Alkoholkonsum und das Werbeinstrument „Smart Drinking“
![Bier auf Tisch mit Auto](https://drinktec-blog.b-rex.de/wp-content/uploads/2021/11/bier-auto-smart-drinking-1024x484.jpg)
2011 veröffentlichten US-amerikanische Wissenschaftler einen Artikel mit dem Titel „A Drink Best Not Served“ über die Einflussnahme der Alkoholindustrie auf Organisationen des öffentlichen Gesundheitswesens. Im Zentrum stand der Interessenkonflikt zwischen den Prioritäten des Gesundheitssystems und den Zielen gewinnorientierter Unternehmen, mehr Alkohol zu verkaufen. Ein Paradigmenwechsel musste her: Der Wandel hin zur Kultur des verantwortungsvollen Trinkens, dem Smart Drinking, für diejenigen, die sich dafür entscheiden, zu trinken.
Verantwortungsvoller Alkoholgenuss als Ziel
2013 schlossen sich 13 der weltweit führenden Bier-, Wein- und Spirituosenhersteller zur „International Alliance for Responsible Drinking“ (IARD) zusammen. Ihr Ziel: durch selbst auferlegte Maßnahmen und Verpflichtungen die Reduzierung des schädlichen Alkoholkonsums bzw. Alkoholmissbrauchs um mindestens 10 % aktiv zu unterstützen.
Nichtsdestotrotz muss das Geschäftsmodell „Smart Drinking“ für die Getränkeindustrie profitabel sein und sich betriebswirtschaftlich rechnen. So rückten alkoholfreie und -reduzierte Produkte verstärkt in den Fokus verschiedenster Marketingmaßnahmen. Sie wurden – allen voran alkoholfreies Bier – zum Werbeinstrument der internationalen Produzenten.
Wachstum für alkoholfreies Bier prognostiziert
Im Jahr 2020 wurde der globale Markt für alkoholfreies Bier auf rund 18 Milliarden US-Dollar geschätzt. In den kommenden Jahren soll der Weltmarkt mit einer durchschnittlichen jährlichen Wachstumsrate (CAGR) von 7,5 % wachsen und bis 2024 einen Wert von rund 25 Milliarden US-Dollar erreichen.

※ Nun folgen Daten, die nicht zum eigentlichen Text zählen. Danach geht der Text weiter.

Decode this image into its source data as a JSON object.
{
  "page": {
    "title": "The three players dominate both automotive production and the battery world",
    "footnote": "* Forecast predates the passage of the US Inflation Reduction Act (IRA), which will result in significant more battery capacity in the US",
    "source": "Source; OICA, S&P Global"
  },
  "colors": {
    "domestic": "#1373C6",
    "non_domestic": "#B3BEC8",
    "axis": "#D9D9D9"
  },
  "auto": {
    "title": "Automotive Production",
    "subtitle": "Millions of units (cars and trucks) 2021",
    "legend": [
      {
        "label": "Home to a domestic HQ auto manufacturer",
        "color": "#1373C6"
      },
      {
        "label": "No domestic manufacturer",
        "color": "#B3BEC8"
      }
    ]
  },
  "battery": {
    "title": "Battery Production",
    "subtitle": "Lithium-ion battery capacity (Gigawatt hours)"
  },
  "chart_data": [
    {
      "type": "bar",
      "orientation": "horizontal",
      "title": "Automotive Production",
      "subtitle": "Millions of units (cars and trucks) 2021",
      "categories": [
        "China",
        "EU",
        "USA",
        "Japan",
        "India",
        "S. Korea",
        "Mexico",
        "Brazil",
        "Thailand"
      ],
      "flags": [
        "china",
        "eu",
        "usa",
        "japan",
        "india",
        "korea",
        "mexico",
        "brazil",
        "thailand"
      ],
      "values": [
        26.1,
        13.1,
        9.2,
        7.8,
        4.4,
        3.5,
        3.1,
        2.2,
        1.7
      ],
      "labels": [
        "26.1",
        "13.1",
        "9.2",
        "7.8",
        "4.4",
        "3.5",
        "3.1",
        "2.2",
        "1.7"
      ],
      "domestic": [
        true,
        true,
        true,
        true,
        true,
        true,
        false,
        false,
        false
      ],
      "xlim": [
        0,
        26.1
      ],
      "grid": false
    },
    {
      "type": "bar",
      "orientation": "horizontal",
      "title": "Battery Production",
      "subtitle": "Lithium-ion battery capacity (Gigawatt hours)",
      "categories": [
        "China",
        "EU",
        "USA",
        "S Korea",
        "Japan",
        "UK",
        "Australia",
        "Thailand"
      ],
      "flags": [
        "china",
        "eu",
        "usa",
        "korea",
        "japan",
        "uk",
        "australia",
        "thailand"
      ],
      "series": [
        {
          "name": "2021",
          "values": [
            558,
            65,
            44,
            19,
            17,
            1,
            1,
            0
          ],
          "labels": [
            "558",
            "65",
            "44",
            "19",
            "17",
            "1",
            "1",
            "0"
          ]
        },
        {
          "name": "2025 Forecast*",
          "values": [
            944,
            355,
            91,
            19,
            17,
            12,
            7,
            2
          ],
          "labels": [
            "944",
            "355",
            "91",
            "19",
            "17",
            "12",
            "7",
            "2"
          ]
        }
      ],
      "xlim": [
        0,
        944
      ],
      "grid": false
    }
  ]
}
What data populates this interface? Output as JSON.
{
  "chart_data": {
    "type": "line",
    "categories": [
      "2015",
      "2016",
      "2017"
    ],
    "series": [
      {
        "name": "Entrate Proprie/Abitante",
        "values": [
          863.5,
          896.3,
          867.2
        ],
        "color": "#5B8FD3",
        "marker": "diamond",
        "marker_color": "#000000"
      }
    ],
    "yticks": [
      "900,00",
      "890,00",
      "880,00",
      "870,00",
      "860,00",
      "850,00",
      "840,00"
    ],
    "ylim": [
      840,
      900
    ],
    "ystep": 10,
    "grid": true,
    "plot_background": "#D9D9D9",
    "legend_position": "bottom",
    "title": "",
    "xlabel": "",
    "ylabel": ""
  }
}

Da alkoholfreie Biere in Deutschland nicht der Biersteuer unterliegen und somit statistisch nicht erfasst werden, sind absolute Zahlen zur Produktion, Absatz und Export rar.
Daten des statistischen Bundesamtes zeigen die Verdoppelung des Produktionsvolumens von alkoholfreien Bieren im Zeitraum von 2009 bis 2019, während Biermischgetränke im Zehnjahresvergleich um etwa 30 % wuchsen.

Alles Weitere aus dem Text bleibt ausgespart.